Does any show in the history of Broadway need less of an introduction than Spiderman? The $70 million production that toiled through 177 preview performances only to shut down for retooling and return several months later. It teetered on the brink of being the most massive flop in Broadway history yet audiences seemed to turn a deaf ear to the endless parade of bad reviews and the mounting stories of cast injuries as preview performances sold out time and again. Was it simply a morbid curiousity akin to prying your eyes from a gruesome car wreck? Was the old maxim that there is no such thing as bad publicity proving its mettle? Hard to say, but Spiderman definitely seems to have worked its way into a stream of the national consciousness because it may be the one of the few Broadway productions we look back on years from now and say it was a game changer regardless of what your thoughts are about the musical itself.
And what I think about Spiderman the musical isn’t easily wrapped up into words. First for those who aren’t familiar, ‘Spiderman: Turn Off the Dark‘ is the musical adaptation of the popular Marvel comic book hero, starring the webslinging Peter Parker (Reeve Carney) as he tries to deal with his new powers drawn from being bitten by a radioactive spider and balance his love life and the usual problems that come with being a teenager. For the nation of non-geeks out there who didn’t obsessively pour over the exploits of Spiderman as a kid, never fear the musical does a good job of bringing the laymen up to speed on how Peter Parker becomes the arachnid king as well as how his villains magically sprout up to cause havoc in his fair city. Fanboys on the other hand will find flaws galore to pick away at as the Julie Taymor book takes considerable liberties with the classic tale they know and love. The thorny story issues are really at the heart of Spiderman’s problem areas, but I’ll dovetail back around to those in a moment.

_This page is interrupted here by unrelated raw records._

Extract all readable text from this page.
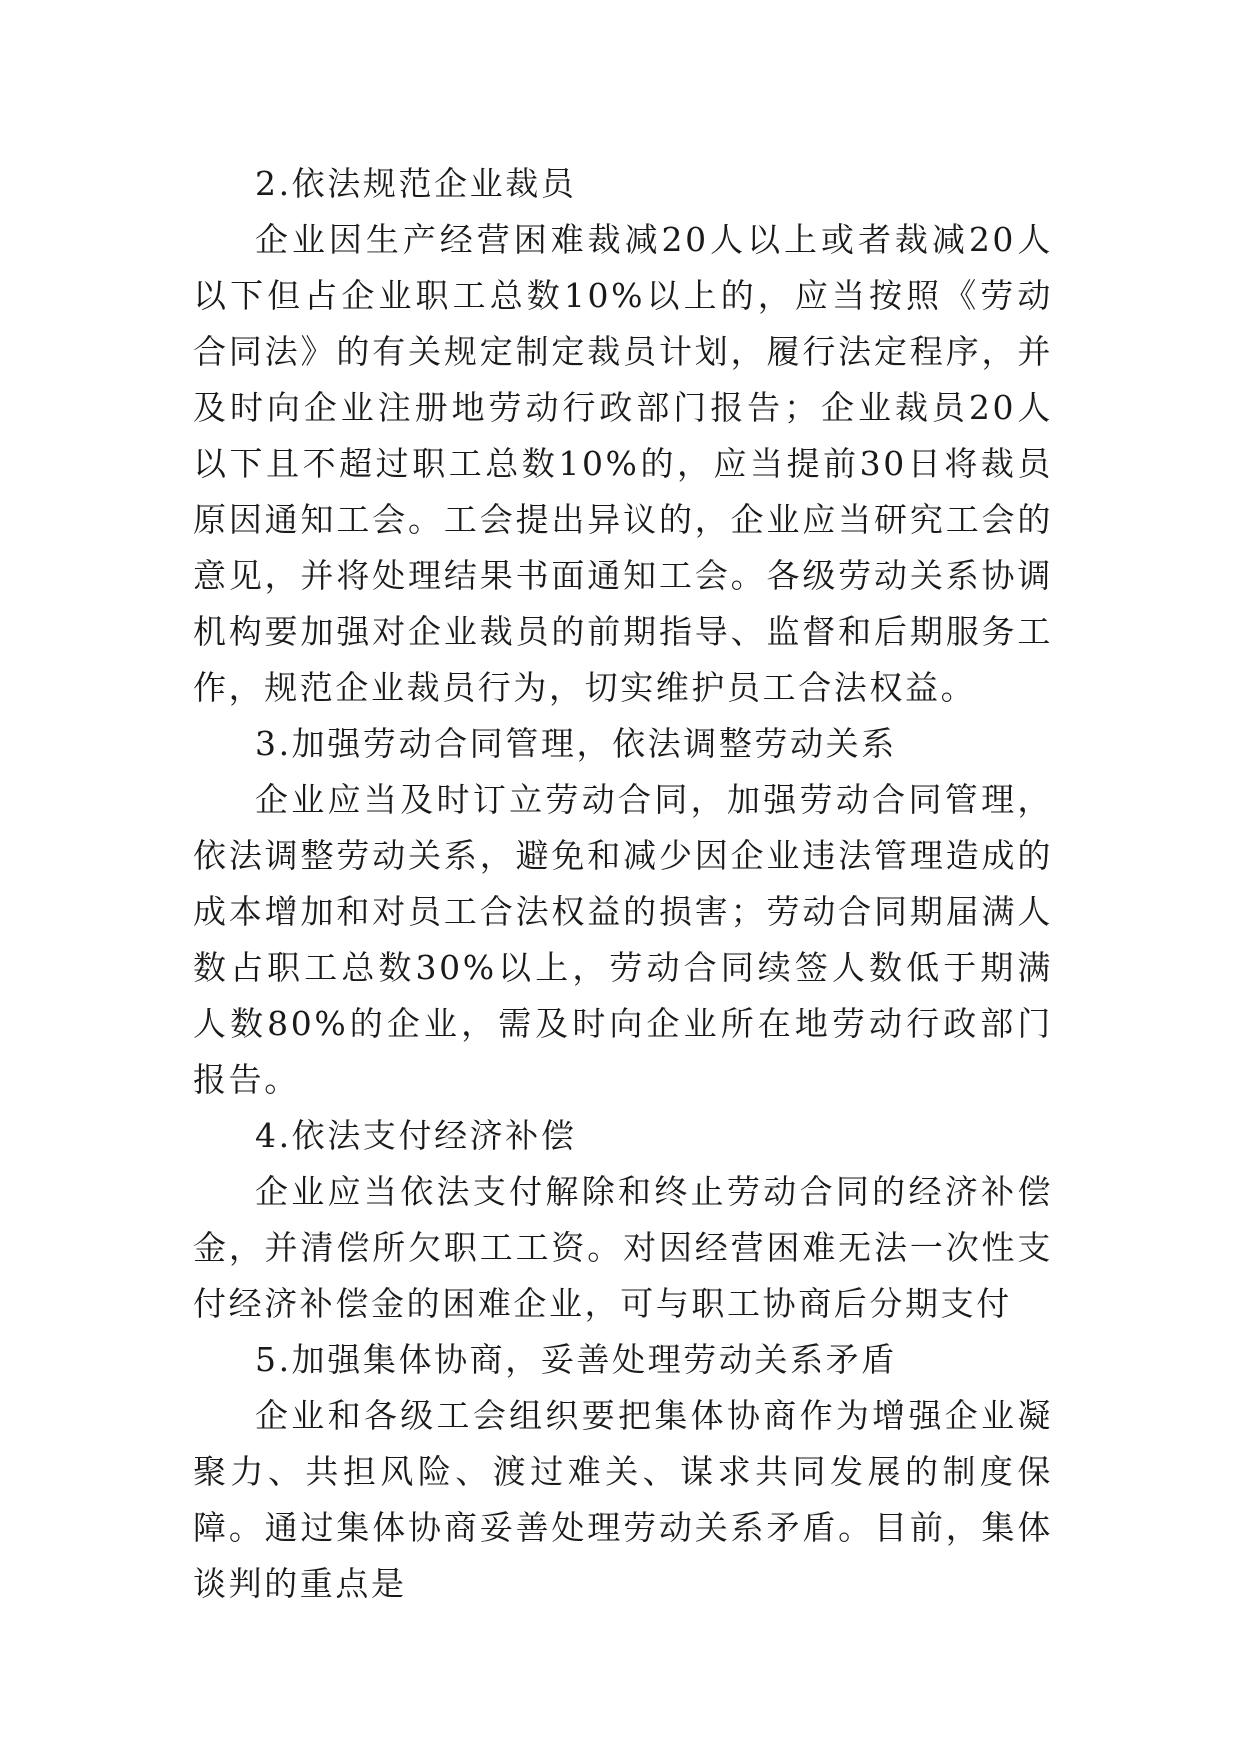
2.依法规范企业裁员

企业因生产经营困难裁减20人以上或者裁减20人以下但占企业职工总数10%以上的，应当按照《劳动合同法》的有关规定制定裁员计划，履行法定程序，并及时向企业注册地劳动行政部门报告；企业裁员20人以下且不超过职工总数10%的，应当提前30日将裁员原因通知工会。工会提出异议的，企业应当研究工会的意见，并将处理结果书面通知工会。各级劳动关系协调机构要加强对企业裁员的前期指导、监督和后期服务工作，规范企业裁员行为，切实维护员工合法权益。

3.加强劳动合同管理，依法调整劳动关系

企业应当及时订立劳动合同，加强劳动合同管理，依法调整劳动关系，避免和减少因企业违法管理造成的成本增加和对员工合法权益的损害；劳动合同期届满人数占职工总数30%以上，劳动合同续签人数低于期满人数80%的企业，需及时向企业所在地劳动行政部门报告。

4.依法支付经济补偿

企业应当依法支付解除和终止劳动合同的经济补偿金，并清偿所欠职工工资。对因经营困难无法一次性支付经济补偿金的困难企业，可与职工协商后分期支付

5.加强集体协商，妥善处理劳动关系矛盾

企业和各级工会组织要把集体协商作为增强企业凝聚力、共担风险、渡过难关、谋求共同发展的制度保障。通过集体协商妥善处理劳动关系矛盾。目前，集体谈判的重点是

Spiderman can best be described as a summer blockbuster where Cirque du Soleil meets Broadway. No expense was spared bringing this production to the stage. The set designs are imaginative and top notch. At times, I found myself staring at their intricacies when I should have been glued to the action. The music was handled by U2 principles Bono and the Edge which was a mixed bag. Tracks like “Rise Above” and “If the World Should End” are exactly what you’d expect from this world renowned musical team. Crap like “DIY World” and “A Freak Like Me Needs Company” are sorely not. It was a spotty mix that begged for more standout tracks to carry the dodgy storyline. The best example of this was when Peter and Mary Jane were in the club and U2’s “Vertigo” was blasting through the speakers. That one moment really shined a glaring light on the overall musical deficiencies present here.
The acting duo of Reeve Carney (Peter Parker/Spiderman) and Jennifer Damiano (Mary Jane) was great. The duo did the best they could with the severe limitations put on them by the story and their vocals soared when tapped into via the songs referenced above. Carney especially has a true star quality and expect him to sprout a strong second life after his days on Broadway are in the rearview. The best part of ‘Spiderman’ by far was the stunt work. Actors and stuntmen flew off the stage and over the audience for an aerial ballet that wowed everyone in attendance. It appeared effortless and truly captured the Spiderman character who lives his life swinging between skyscrapers.
Now back to that awful story. Deposed director Julie Taymor wrote the book for Spiderman, and it is a true stinker. At the intermission, I was dead set that I wasn’t going to recommend this musical to anyone outside of parents looking for something for the kids. To that point the story was corny, poorly constructed and just didn’t work. Thankfully, the second half cleaned things up a bit and leaned heavier on the stunt work so as to leave the audience satisfied with their evening even though it had been a roller coaster to reach that point. I’d heard that the show’s producers made some sizable tweaks to the book during the musical’s time offline. My question is why didn’t they scrap the whole thing and start over using the prior script as a loose skeleton to build off of? If that albatross of a story weren’t hanging around Spiderman’s neck, this musical may have been quite an achievement.
I think its safe to say this production marrying Cirque du Soleil stunts to a Broadway story is a massive hit that will put audience members in the seats. That may be Spiderman’s most lasting legacy. ‘Spiderman: Turn Off the Dark’ is also a poster child for the blockbusterization of Broadway, otherwise known as the piling on of massive budgets to buy the box office. Its worked to varying degrees in Hollywood for years so why not Broadway? While the jury is still out concerning ‘Spiderman’s’ ability to turn that blackhole of a budget into an eventual success for its investors, it does present a new direction that disturbs many Broadway purists.
So what is the verdict at the end of the day. I think kids will love it and get a trip out of seeing Spidey perched in the balcony an arms reach away. Adults should see this as well if for nothing else than the amazing stunt work, quality acting and singing talents of our leads not to mention the stunning set work. Try to take the book with a healthy grain of salt. Its tough to stomach but shouldn’t detract completely from an otherwise enjoyable musical.